Perhaps playing on traditional gallery aesthetics, the outrageous bikes, bursting with feathers, faux fur and throbbing colour were exhibited behind ropes. Their character reminded me of dragons, powerful and vivid against the original, dark green shopping centre carpet. And with the blaring hum of busy Downtown in the background, it felt like the bikes could at any minute start up on their own and ride straight out of the building onto bustling Broadway St.
The exhibition reveals the LAPD’s interest in working with “objects that pull double duty as activist tools”. In the past they have also worked with similar pieces that included a Catholic Worker shopping cart and David Busch’s Free Speech tent.

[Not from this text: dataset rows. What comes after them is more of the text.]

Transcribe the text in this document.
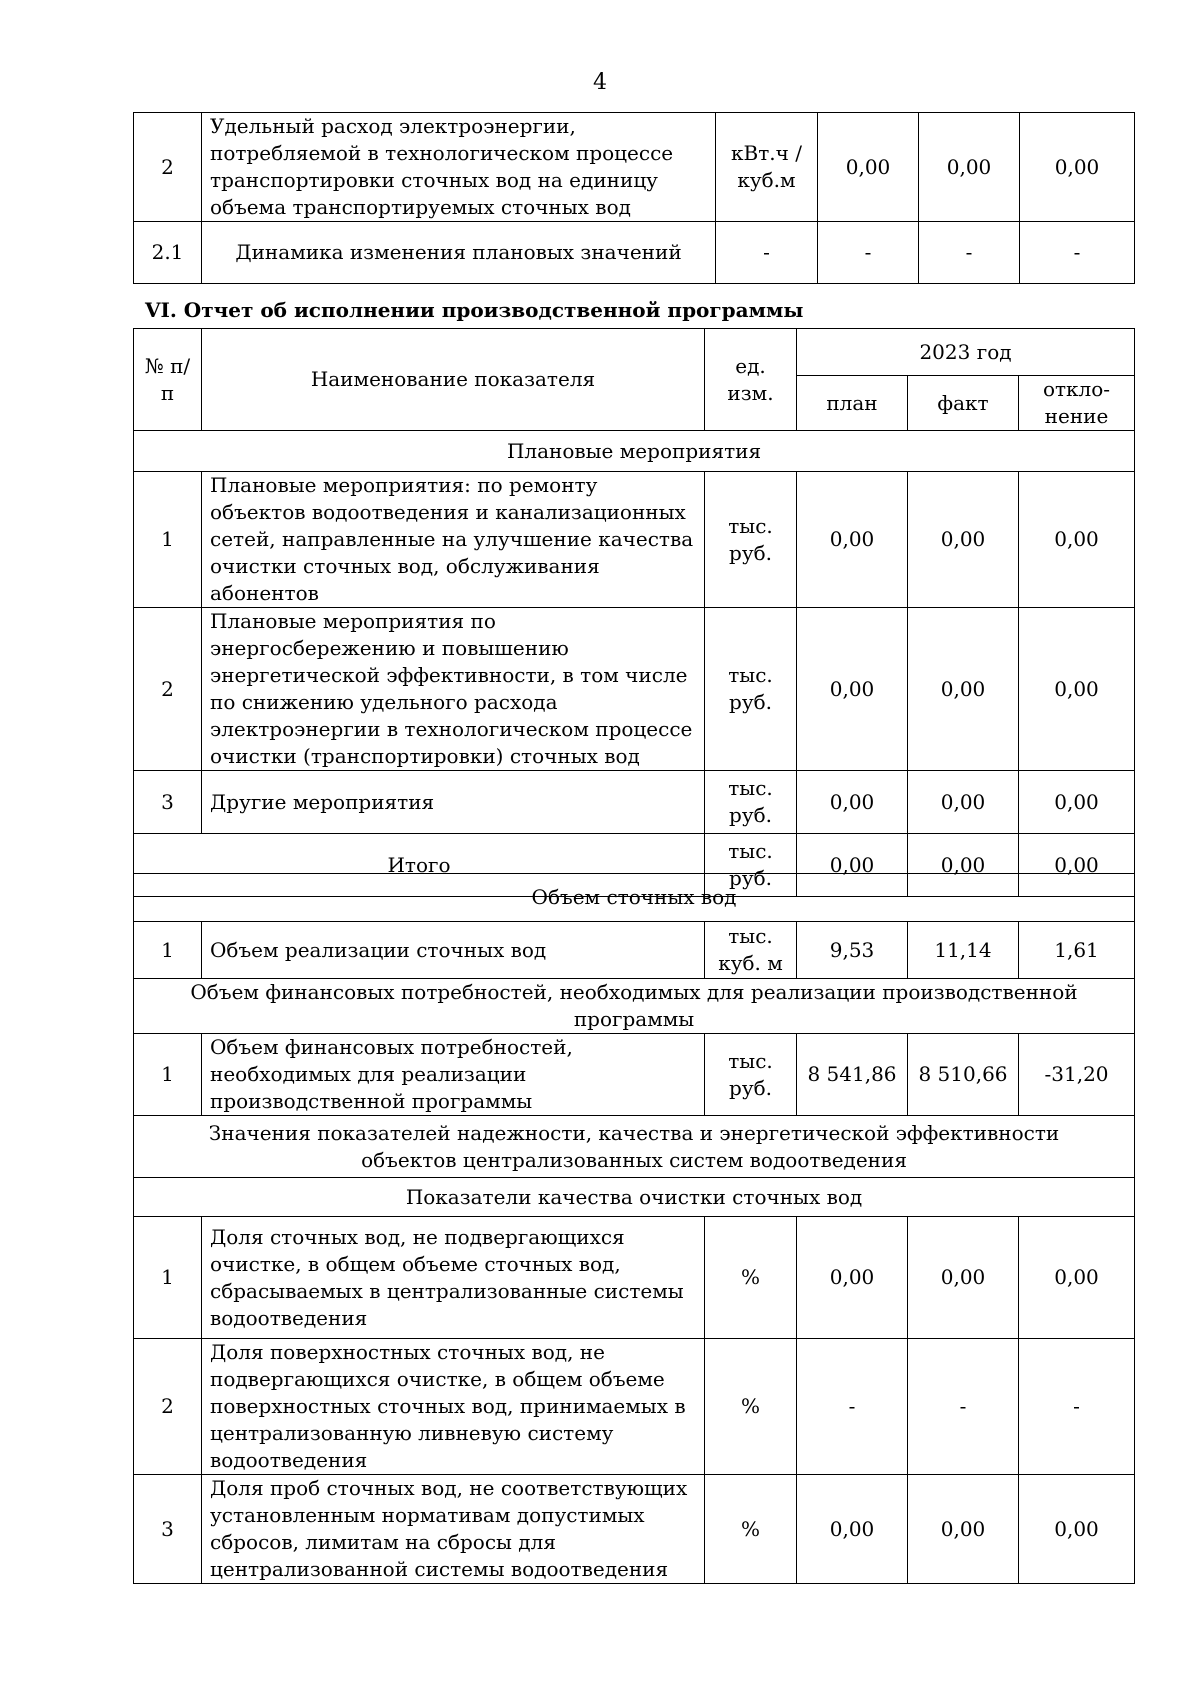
4
2	Удельный расход электроэнергии, потребляемой в технологическом процессе транспортировки сточных вод на единицу объема транспортируемых сточных вод	кВт.ч / куб.м	0,00	0,00	0,00
2.1	Динамика изменения плановых значений	-	-	-	-
VI. Отчет об исполнении производственной программы
№ п/п	Наименование показателя	ед. изм.	2023 год		
			план	факт	откло-нение
Плановые мероприятия					
1	Плановые мероприятия: по ремонту объектов водоотведения и канализационных сетей, направленные на улучшение качества очистки сточных вод, обслуживания абонентов	тыс. руб.	0,00	0,00	0,00
2	Плановые мероприятия по энергосбережению и повышению энергетической эффективности, в том числе по снижению удельного расхода электроэнергии в технологическом процессе очистки (транспортировки) сточных вод	тыс. руб.	0,00	0,00	0,00
3	Другие мероприятия	тыс. руб.	0,00	0,00	0,00
Итого		тыс. руб.	0,00	0,00	0,00
Объем сточных вод					
1	Объем реализации сточных вод	тыс. куб. м	9,53	11,14	1,61
Объем финансовых потребностей, необходимых для реализации производственной программы					
1	Объем финансовых потребностей, необходимых для реализации производственной программы	тыс. руб.	8 541,86	8 510,66	-31,20
Значения показателей надежности, качества и энергетической эффективности объектов централизованных систем водоотведения					
Показатели качества очистки сточных вод					
1	Доля сточных вод, не подвергающихся очистке, в общем объеме сточных вод, сбрасываемых в централизованные системы водоотведения	%	0,00	0,00	0,00
2	Доля поверхностных сточных вод, не подвергающихся очистке, в общем объеме поверхностных сточных вод, принимаемых в централизованную ливневую систему водоотведения	%	-	-	-
3	Доля проб сточных вод, не соответствующих установленным нормативам допустимых сбросов, лимитам на сбросы для централизованной системы водоотведения	%	0,00	0,00	0,00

For me, the LAPD’s experimental attitude towards curating exhibitions perhaps stems from the organisation’s openness to flexibility within different working methods. Their approach is to find the appropriate medium, be it theatre, performance or art for what and how they want to say it.
“I think fluidity among genres is really a big part of what makes an art scene vital…I think I’ve always been engaged with people who are sort of in an intersection of all these different realms.”
– Interview with John Malpede, LAPD Director and Performer
I also observed this relaxed attitude that fosters experimentation in the LAPD’s attitude towards programming The Festival For All Skid Row Artists. So for me, it seems key that the LAPD’s success has come from this air of spontaneity and immediacy when responding to material.
In turn, the LAPD have created a radical museum that encourages its community to be inventive with ideas and sources, challenging preconceived ideas about what an educational space could be and so creating a welcoming and open atmosphere that one feels truly comfortable to spend time exploring.